Even late in his career, Morey kept innovating. In 1826, he received a patent for a motor that ran on turpentine. Automotive pioneer Charles Duryea, who founded his automobile company in 1895 — eight years before Henry Ford launched his own — said of Morey: “He discovered the full germ of the carburetor idea. He was well advanced of his time in many things. He was first to solve the problem of steam navigation. Far too little credit has been given this marvelous man, and his advance contribution to the world of science. No one can correctly evaluate the far-reaching influence of this truly remarkable man.” Indeed, Duryea said, others reaped where Morey sowed.
Unfortunately, Morey wouldn’t live to hear this high praise. His contributions went largely unrecognized during his lifetime, but it was the insult involving his role in inventing the steamboat that stung most.

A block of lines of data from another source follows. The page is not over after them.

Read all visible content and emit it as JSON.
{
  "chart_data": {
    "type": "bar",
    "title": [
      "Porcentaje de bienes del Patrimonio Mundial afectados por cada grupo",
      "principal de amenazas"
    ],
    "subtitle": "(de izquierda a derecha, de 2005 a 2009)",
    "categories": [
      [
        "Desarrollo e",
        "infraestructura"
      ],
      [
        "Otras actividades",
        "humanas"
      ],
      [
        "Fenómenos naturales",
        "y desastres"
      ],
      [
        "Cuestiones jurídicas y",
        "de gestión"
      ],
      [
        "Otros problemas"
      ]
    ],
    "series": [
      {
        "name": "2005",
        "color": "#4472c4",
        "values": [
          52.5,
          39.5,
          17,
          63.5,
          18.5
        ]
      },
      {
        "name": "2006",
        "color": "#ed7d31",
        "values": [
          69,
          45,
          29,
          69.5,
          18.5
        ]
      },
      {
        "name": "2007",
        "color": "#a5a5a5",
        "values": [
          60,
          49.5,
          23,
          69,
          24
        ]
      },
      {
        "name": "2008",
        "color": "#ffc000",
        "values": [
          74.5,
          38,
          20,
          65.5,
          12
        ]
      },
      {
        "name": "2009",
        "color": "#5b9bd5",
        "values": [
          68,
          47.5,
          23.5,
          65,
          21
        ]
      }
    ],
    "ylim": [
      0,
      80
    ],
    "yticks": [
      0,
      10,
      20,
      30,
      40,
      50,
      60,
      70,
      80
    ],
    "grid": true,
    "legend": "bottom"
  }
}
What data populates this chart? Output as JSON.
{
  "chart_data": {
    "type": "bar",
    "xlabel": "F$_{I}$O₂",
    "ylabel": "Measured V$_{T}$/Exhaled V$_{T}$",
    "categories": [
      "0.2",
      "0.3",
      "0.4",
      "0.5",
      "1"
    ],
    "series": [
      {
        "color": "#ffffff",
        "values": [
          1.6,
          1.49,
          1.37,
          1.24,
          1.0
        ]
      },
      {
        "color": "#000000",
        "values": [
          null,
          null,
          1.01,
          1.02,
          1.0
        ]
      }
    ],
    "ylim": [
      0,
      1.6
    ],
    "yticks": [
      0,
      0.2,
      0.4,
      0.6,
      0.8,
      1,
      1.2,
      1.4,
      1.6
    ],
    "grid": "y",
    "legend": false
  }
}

Working on his steamboat in the 1790s, Morey knew he needed financial backing to make his vessel a commercial success. To that end, he sought to gain publicity by steaming his boat from Hartford, Connecticut, to New York City in 1793. The trip attracted some attention, especially since he cruised at the blazing speed of 5 miles an hour, but not the funding he sought.
Morey was undeterred.
Through a friend, a prominent Yale professor, Morey was invited to visit the wealthy and well-connected Robert Livingston in New Jersey. According to Morey’s firsthand account, the inventor was greeted enthusiastically by Livingston and Fulton. The pair was intrigued by Morey’s work, and the inventor was happy to show them his drawing, models and patents. For his work, Morey says he was promised the princely sum of $100,000.

Later, however, Livingston and Fulton said the payment would not be in cash, but in the equivalent value of shares in their company. As an added incentive, they said they’d also name the first boat the Lady Morey. Not trusting the theoretical value of the shares, Morey offered to sell the men his steamboat patents for $15,000 in cash. They countered with $7,500. Morey found the offer insulting; it wouldn’t fairly compensate him for his years of experimentation.
Livingston and Fulton went ahead with their plan, or perhaps Morey’s plan, to build a steamboat and in 1807 launched the famed Clermont. When that boat made the journey from New York to Albany with paying passengers aboard, Livingston and Fulton declared their steamboat line open.
Whether or not you think they used Morey’s design, Livingston and Fulton were credited with launching a revolution. What seemed like an obscure invention just a few years earlier was suddenly part of everyday life in 19th century America.
You can imagine Morey’s growing rage as he heard Fulton and Livingston hailed as the creators of this new mode of transportation. “I have often been a passenger in these steamboats, and do not see in them any new principle,” Morey wrote. “I fail to detect, after careful examination, any basic difference between Fulton’s ‘invention’ and my own.”
You can see why some people would believe that Morey, feeling that his idea had been stolen, would be angry enough to sink his steamboat.
The story rings so true that in 1874 the Antiquarian Society of New Hampshire sent an expedition across the river to Fairlee to search for the Aunt Sally. Using grappling hooks, members of the society methodically searched the waters, but pulled up only weeds. Later expeditions by the Lake Champlain Maritime Museum and others have failed to find definitive proof that the boat and its innovative engine are down there.
If Samuel Morey is mostly forgotten today, perhaps he would take some solace in knowing he is remembered locally, where the name Fairlee Pond was long ago replaced with one honoring the inventor — Lake Morey.